03/29/2024
Congressman Jamie Raskin last night at the Watergate Hotel received the 20th anniversary Ridenhour Prize for Courageous Truth-telling. We had a moment together before, and then as the program progressed I got to watch over his shoulder as, moved by an extraordinary evening, he feverishly made notes on his prepared remarks with a large blue Sharpie. "How's he going to read that?" I wondered.
He left the notes behind when he approached the podium and winged it with a rousing speech. It was further proof of my epigraph from Oscar Wilde, that "spontaneity is a meticulously prepared art."

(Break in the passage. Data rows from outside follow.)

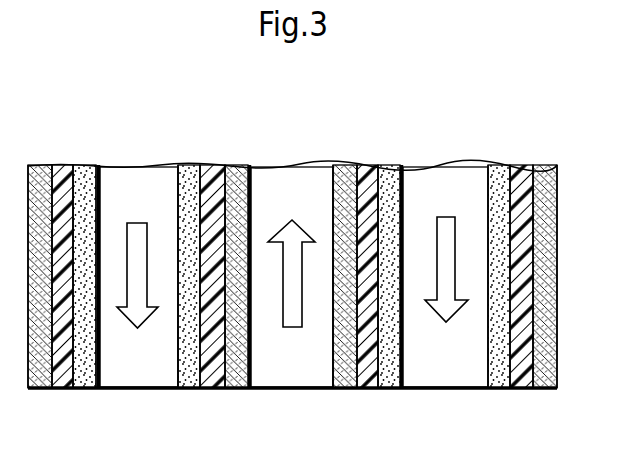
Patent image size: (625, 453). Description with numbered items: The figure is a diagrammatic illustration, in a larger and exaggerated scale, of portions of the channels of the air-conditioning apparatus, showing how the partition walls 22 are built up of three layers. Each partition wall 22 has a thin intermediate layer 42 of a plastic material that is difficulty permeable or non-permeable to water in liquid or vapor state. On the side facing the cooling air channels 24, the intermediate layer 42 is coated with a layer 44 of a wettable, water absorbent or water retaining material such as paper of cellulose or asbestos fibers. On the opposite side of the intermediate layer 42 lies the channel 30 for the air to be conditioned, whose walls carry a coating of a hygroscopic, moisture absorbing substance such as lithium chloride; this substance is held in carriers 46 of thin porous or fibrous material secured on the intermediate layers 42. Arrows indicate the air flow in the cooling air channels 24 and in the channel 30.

The partition wall 22 is at (216, 160).
The cooling air channel 24 is at (138, 378).
The channel for the air to be conditioned 30 is at (315, 375).
The intermediate layer 42 is at (215, 388).
The layer of wettable material 44 is at (100, 172).
The carrier 46 is at (250, 177).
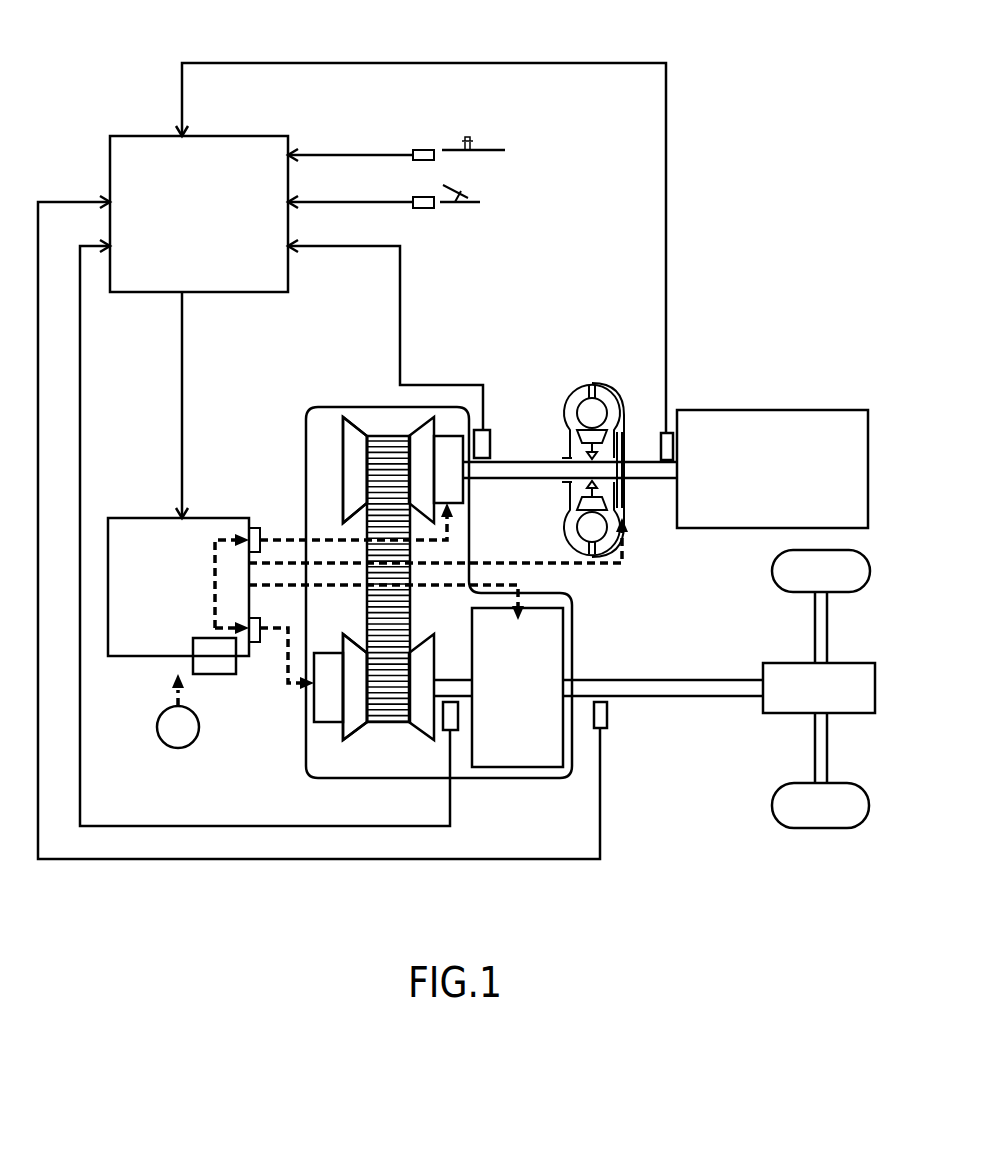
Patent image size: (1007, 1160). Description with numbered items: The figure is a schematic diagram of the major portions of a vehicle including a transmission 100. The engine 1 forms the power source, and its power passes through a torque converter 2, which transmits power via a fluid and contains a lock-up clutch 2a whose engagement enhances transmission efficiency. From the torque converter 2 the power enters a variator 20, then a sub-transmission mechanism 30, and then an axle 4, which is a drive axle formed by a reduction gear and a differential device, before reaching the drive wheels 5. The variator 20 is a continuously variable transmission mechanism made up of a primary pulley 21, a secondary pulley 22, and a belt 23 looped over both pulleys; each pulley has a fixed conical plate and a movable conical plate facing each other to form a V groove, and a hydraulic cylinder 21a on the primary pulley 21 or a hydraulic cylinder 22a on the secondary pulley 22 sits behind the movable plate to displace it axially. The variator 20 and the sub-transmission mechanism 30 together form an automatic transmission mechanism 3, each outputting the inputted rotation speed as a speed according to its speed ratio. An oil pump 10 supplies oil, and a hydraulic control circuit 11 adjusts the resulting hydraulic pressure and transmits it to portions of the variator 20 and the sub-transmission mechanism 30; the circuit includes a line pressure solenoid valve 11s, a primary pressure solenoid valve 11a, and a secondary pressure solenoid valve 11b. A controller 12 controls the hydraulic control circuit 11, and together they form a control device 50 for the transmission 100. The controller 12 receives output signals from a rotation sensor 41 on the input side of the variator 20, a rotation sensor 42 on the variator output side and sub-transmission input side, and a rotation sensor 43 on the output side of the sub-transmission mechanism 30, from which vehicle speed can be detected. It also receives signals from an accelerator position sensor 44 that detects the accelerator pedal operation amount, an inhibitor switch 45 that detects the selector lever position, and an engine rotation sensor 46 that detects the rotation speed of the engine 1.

The transmission 100 is at (89, 88).
The engine 1 is at (853, 425).
The torque converter 2 is at (621, 418).
The lock-up clutch 2a is at (622, 492).
The automatic transmission mechanism 3 is at (357, 406).
The axle 4 is at (878, 688).
The drive wheels 5 is at (871, 573).
The oil pump 10 is at (160, 720).
The hydraulic control circuit 11 is at (206, 527).
The primary pressure solenoid valve 11a is at (256, 528).
The secondary pressure solenoid valve 11b is at (254, 636).
The line pressure solenoid valve 11s is at (216, 662).
The controller 12 is at (204, 295).
The variator 20 is at (328, 440).
The primary pulley 21 is at (360, 469).
The hydraulic cylinder 21a is at (447, 448).
The secondary pulley 22 is at (358, 706).
The hydraulic cylinder 22a is at (322, 712).
The belt 23 is at (391, 434).
The sub-transmission mechanism 30 is at (553, 640).
The rotation sensor 41 is at (477, 430).
The rotation sensor 42 is at (456, 732).
The rotation sensor 43 is at (608, 712).
The accelerator position sensor 44 is at (425, 208).
The inhibitor switch 45 is at (427, 150).
The engine rotation sensor 46 is at (665, 447).
The control device 50 is at (217, 377).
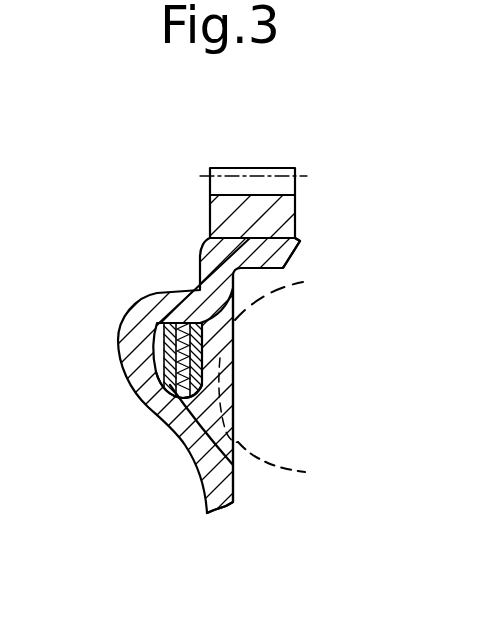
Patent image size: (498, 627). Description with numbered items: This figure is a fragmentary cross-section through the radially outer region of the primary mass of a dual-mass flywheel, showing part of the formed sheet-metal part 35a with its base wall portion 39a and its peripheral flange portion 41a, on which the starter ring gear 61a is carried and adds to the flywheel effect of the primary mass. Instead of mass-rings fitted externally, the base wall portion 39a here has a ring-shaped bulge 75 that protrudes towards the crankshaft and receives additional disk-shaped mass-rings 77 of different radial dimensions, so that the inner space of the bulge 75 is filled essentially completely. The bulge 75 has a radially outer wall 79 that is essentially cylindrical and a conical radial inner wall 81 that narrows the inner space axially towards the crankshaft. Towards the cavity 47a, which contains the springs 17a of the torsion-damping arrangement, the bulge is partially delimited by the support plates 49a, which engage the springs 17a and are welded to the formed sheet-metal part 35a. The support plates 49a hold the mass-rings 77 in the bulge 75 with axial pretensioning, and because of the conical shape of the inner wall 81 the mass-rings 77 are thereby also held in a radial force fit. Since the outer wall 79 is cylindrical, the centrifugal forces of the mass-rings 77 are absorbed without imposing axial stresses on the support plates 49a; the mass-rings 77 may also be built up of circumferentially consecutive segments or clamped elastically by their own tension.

The starter ring gear 61a is at (218, 186).
The radially outer wall 79 is at (173, 305).
The formed sheet-metal part 35a is at (133, 294).
The peripheral flange portion 41a is at (270, 253).
The ring-shaped bulge 75 is at (145, 340).
The mass-rings 77 is at (178, 400).
The radial inner wall 81 is at (167, 427).
The base wall portion 39a is at (210, 503).
The support plates 49a is at (233, 347).
The cavity 47a is at (270, 392).
The springs 17a is at (277, 467).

Meeting Congressmen Raskin meant a lot to me because he figures in my conclusion:
In his final statement at the end of Trump’s second impeachment trial, Congressman Jamie Raskin called attention to “a pro-Trump protester who told his kids before leaving for Washington that he might never see them again.” Thinking like a prosecutor, Raskin had considered presenting the protester’s admission as proof that the violence was long planned. There was nothing spontaneous about the insurrection. But Raskin’s daughter Hannah helped him see past the legal and political implications of the insurrectionist’s farewell to his children. She saw the humanity the story carried, and the moral implications: “How can the president put children and people’s families in that situation and then just run away from the whole thing?” she asked. Hannah was a better listener than her dad. Listening well must form part of our agenda going forward
What Hannah Raskin responded to is what psychiatrist Jonathan Shay calls “moral injury.” Shay, a VA psychiatrist who has worked with combat veterans from the Viet Nam War and other American misadventures, argues that “moral injury is an essential part of any combat trauma that leads to lifelong psychological injury. Veterans can usually recover from horror, fear, and grief once they return to civilian life, so long as ‘what’s right’ has not also been violated.”
Winging It: Improv’s Power & Peril in the Time of Trump (p. 199).